The liquid metal robot "T1000" in the film "Terminator" opened the door to the dream of liquid metal application in the field of robots. Gallium-based room temperature liquid metal has unique surface properties and physical and chemical properties. It can achieve various morphological changes such as deformation, movement, separation, and fusion through various energy fields such as electric fields, magnetic fields, and concentration gradient fields, or surface modification. It has shown great application prospects in the fields of MEMS, microfluidics, biomedicine, and robotics, and has attracted widespread attention internationally.
Recently, a joint research group consisting of the research team of Associate Professor Zhang Shiwu of the Department of Precision Machinery and Precision Instruments of the University of Science and Technology of China, the research team of Professor Li Weihua of the University of Wollongong, and the research team of Associate Professor Li Xiangpeng of the Center for Robotics and Microsystems at Soochow University has designed a room temperature liquid metal based on gallium The new robot driver, for the first time, realizes a functional wheeled mobile robot driven by liquid metal. Recently, the achievement was published in the journal Advanced Materials under the title "A Wheeled Robot Driven by a Liquid-Metal Droplet" (Adv. Mater. 2018, 201805039).

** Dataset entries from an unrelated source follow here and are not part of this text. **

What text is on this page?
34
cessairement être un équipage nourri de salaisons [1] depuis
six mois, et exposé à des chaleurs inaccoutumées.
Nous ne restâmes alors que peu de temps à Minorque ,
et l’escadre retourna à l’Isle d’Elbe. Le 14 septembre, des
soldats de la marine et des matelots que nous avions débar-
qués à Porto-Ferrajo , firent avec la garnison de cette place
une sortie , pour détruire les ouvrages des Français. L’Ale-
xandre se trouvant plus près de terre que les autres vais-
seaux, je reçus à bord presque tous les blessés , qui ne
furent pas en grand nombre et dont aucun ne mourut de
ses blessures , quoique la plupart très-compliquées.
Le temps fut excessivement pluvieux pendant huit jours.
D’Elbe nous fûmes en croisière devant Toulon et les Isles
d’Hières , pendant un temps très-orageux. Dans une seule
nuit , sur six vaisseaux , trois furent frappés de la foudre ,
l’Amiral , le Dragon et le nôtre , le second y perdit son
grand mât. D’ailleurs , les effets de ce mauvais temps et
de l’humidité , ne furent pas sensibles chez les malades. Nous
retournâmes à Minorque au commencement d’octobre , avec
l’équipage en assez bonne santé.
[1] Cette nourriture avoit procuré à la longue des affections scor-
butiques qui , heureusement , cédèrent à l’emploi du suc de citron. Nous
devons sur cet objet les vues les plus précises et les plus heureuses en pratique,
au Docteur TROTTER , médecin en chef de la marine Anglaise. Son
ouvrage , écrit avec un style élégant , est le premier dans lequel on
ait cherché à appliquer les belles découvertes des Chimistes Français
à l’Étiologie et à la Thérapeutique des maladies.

Liquid metal driven wheeled robot: a) explosion view, b) three-dimensional view, c) schematic diagram of driving principle, d) motion sequence diagram.
Researchers in the joint group skillfully combined high-efficiency liquid metal driving with a variable center-of-gravity mechanism to develop a new liquid metal robot with a simple and compact structure and good driving performance. Researchers have designed an extremely light semi-closed wheel structure with a super-hydrophobic surface to confine liquid metal droplets inside the narrow wheel body; an external electric field is applied to drive the liquid metal motion in the wheel body through a cleverly designed follower miniature electrode holder , And then continuously change the center of gravity of the wheeled robot to drive the wheeled robot to roll. The researchers did a dynamic modeling and analysis of the proposed new liquid metal robot, and experimentally explored the effects of the electrolyte concentration, applied voltage, liquid metal volume, wheel structure and other parameters on the robot's motion performance to obtain the driving motion Best parameter match.
Self-powered wheeled robot motion
By integrating the battery system, the researchers successfully designed a new liquid metal self-driven wheeled mobile robot. This innovative research realizes the first time that the liquid metal driving device moves away from the liquid in the plane. It is expected to inspire a new driving method, which makes up for the traditional robot driving methods (motors, hydraulics, pneumatics, etc.), which have complex structures, large volumes, and low driving energy efficiency. To promote the development of future micro robots and special robot systems.
A joint research group consisting of the University of Science and Technology of China, the University of Wollongong and Suzhou University has begun to study the driving characteristics of liquid metal and its application on robots in recent years, and has made a series of progress. The joint research team designed a miniature car that uses liquid metal droplet arrays as flexible wheels to carry and drive. It integrates power, control circuits, sensors, and liquid metal drive mechanisms into one, and realizes autonomous motion in a 2D plane. The car has no machinery. Transmission has the characteristics of smooth and smooth movement, no noise, low vibration, low cost, easy to manufacture, etc. It is expected to show its skills in automatic production lines and laboratory automation. The results were recently published in "IEEE Transactions on Industrial Informatics"; in addition, the joint research team discovered for the first time the unconventional motion of liquid metals under the action of external magnetic fields and revealed its internal mechanism. This research has realized the motion control of pure liquid metal without any modification through an external magnetic field, enriched the driving method of liquid metal, and facilitated the large-scale application of liquid metal driving devices. The results were recently published in Soft Matter.